The primary source of the pressure for banks and the GSE to refinance mortgages is so that those with rates around 7 percent and 8 percent can reduce their payments with the historic rates of around 4 percent that the Federal Reserve has helped artificially engineer.
- Some banks don’t want to refinance mortgages because the loans are underwater.
- Other banks are just backed up on the paperwork.
- Still others are just bad at the job they are supposed to perform.
Whatever the case, there at least two things worth considering: even a 7 percent mortgage is a good thing in relative terms, and even without a massive, national refinance program, mortgage rates on outstanding debt have been falling.

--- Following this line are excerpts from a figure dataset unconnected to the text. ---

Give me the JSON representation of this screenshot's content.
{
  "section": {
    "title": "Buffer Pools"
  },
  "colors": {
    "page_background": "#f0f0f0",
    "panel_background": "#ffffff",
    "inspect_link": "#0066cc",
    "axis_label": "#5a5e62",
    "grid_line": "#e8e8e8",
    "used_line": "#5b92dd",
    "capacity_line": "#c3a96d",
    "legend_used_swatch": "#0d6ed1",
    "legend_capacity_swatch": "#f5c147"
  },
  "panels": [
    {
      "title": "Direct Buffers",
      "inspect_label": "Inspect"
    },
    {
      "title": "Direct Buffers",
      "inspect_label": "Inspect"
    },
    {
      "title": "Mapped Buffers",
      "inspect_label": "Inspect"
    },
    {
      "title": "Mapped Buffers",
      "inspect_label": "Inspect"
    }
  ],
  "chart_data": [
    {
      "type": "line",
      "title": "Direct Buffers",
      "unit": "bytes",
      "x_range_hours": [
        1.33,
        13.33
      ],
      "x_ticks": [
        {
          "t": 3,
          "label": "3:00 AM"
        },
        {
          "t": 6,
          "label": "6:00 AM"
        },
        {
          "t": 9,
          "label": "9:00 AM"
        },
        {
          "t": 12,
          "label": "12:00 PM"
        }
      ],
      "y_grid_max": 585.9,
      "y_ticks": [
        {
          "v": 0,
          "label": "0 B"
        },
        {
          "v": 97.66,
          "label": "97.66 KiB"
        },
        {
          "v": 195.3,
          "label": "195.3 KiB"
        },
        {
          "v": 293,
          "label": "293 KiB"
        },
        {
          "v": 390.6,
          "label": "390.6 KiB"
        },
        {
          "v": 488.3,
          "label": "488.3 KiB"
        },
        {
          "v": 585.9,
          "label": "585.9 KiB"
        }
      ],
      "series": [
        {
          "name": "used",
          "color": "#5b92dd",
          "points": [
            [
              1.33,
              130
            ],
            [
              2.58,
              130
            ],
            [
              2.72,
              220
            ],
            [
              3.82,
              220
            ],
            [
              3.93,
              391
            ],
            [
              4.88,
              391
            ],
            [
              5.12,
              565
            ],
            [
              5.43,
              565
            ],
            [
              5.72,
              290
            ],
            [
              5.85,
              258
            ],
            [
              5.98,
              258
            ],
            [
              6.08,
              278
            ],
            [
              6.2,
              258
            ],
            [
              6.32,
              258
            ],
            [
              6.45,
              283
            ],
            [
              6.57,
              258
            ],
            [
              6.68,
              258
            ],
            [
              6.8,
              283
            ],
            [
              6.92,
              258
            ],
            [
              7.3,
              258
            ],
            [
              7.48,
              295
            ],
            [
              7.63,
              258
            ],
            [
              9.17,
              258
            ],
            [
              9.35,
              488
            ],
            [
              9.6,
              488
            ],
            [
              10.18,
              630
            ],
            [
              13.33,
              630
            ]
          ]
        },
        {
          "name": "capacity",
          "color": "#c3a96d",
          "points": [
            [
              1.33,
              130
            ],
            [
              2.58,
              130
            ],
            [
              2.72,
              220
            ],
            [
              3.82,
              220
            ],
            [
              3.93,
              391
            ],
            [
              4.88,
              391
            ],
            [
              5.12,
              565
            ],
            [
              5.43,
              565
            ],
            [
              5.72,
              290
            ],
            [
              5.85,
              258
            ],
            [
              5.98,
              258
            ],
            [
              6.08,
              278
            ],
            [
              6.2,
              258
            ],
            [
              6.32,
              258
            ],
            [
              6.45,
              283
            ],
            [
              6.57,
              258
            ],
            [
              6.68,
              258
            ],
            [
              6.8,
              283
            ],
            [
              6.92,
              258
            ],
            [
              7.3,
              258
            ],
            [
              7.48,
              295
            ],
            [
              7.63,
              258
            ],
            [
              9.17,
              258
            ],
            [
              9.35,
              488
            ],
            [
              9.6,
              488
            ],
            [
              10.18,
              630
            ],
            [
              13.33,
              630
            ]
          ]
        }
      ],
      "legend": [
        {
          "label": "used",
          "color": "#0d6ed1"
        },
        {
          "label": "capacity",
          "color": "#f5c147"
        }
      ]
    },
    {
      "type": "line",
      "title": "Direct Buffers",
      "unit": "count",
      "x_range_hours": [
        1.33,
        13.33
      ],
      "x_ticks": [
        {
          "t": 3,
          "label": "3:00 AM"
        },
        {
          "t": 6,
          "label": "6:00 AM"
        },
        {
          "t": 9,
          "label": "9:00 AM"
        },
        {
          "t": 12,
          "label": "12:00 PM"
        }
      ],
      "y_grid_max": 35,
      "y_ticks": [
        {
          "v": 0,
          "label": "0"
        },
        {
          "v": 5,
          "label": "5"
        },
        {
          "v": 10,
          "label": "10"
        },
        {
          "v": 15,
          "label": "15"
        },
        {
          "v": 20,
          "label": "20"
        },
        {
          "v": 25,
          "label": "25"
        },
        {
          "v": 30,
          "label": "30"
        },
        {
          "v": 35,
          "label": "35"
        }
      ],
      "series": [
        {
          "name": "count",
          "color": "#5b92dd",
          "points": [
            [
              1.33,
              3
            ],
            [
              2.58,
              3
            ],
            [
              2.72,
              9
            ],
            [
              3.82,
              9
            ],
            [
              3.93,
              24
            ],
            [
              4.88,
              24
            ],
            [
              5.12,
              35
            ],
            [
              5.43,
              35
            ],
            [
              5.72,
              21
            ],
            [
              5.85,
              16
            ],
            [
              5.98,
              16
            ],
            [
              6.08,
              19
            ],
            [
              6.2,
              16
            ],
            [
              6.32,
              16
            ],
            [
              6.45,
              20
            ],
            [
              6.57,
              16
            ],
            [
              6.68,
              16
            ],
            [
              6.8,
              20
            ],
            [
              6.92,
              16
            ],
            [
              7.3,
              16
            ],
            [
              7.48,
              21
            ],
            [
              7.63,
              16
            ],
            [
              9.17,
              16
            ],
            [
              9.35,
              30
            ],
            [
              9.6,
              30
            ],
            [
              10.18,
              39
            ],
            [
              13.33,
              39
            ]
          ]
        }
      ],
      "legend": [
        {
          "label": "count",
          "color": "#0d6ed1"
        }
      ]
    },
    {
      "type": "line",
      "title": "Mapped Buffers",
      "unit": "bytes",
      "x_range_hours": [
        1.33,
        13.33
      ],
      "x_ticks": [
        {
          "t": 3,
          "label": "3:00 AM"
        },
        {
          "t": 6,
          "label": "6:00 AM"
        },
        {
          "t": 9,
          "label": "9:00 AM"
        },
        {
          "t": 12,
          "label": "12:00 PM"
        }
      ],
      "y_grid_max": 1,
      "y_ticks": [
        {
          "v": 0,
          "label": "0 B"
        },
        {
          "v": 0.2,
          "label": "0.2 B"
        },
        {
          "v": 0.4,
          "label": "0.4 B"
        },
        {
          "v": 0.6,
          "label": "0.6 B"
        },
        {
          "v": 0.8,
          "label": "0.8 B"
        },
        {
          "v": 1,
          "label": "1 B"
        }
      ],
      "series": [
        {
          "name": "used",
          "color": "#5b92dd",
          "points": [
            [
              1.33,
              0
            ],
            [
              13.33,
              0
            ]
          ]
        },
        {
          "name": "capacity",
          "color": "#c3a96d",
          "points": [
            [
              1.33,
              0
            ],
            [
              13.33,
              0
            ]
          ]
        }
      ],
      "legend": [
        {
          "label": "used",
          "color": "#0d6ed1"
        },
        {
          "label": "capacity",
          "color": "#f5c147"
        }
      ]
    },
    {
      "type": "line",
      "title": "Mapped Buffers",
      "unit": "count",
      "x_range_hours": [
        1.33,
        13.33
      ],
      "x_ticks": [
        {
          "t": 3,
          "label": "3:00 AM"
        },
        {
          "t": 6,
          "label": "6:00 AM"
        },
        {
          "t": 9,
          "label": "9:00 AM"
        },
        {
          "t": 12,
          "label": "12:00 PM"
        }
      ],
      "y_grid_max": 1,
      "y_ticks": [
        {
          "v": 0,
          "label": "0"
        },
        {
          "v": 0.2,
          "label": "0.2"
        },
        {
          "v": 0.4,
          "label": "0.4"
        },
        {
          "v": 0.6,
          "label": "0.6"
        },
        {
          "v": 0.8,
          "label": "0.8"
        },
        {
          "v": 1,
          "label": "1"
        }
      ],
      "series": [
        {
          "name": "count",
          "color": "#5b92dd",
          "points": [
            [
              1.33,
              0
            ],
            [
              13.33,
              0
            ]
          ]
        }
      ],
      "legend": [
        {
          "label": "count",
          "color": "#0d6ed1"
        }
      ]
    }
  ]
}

Consider the below chart developed from recently released BEA data:
The average effective rate of interest on mortgage debt never fell below 8 percent from 1977 to 1996 (that is the farthest back the data goes). After the housing finance policy changes of the 1990s began to take effect in 1995 and 1996, we see the effective mortgage rate drop below that threshold. For the first quarter of 2012 the effective rate on all outstanding mortgage debt was 5.115 percent, and it has fallen every quarter for the last 24 quarters, or since the 2Q2006.
There does not seem to be an immediate need for a massive refi program to push past the legal boundaries of mortgage law. Banks should become better at customer service, process decision faster, but still be allowed to make prudent calls on what would be the most profitable for their shareholders—many of whom are taxpaying Americans.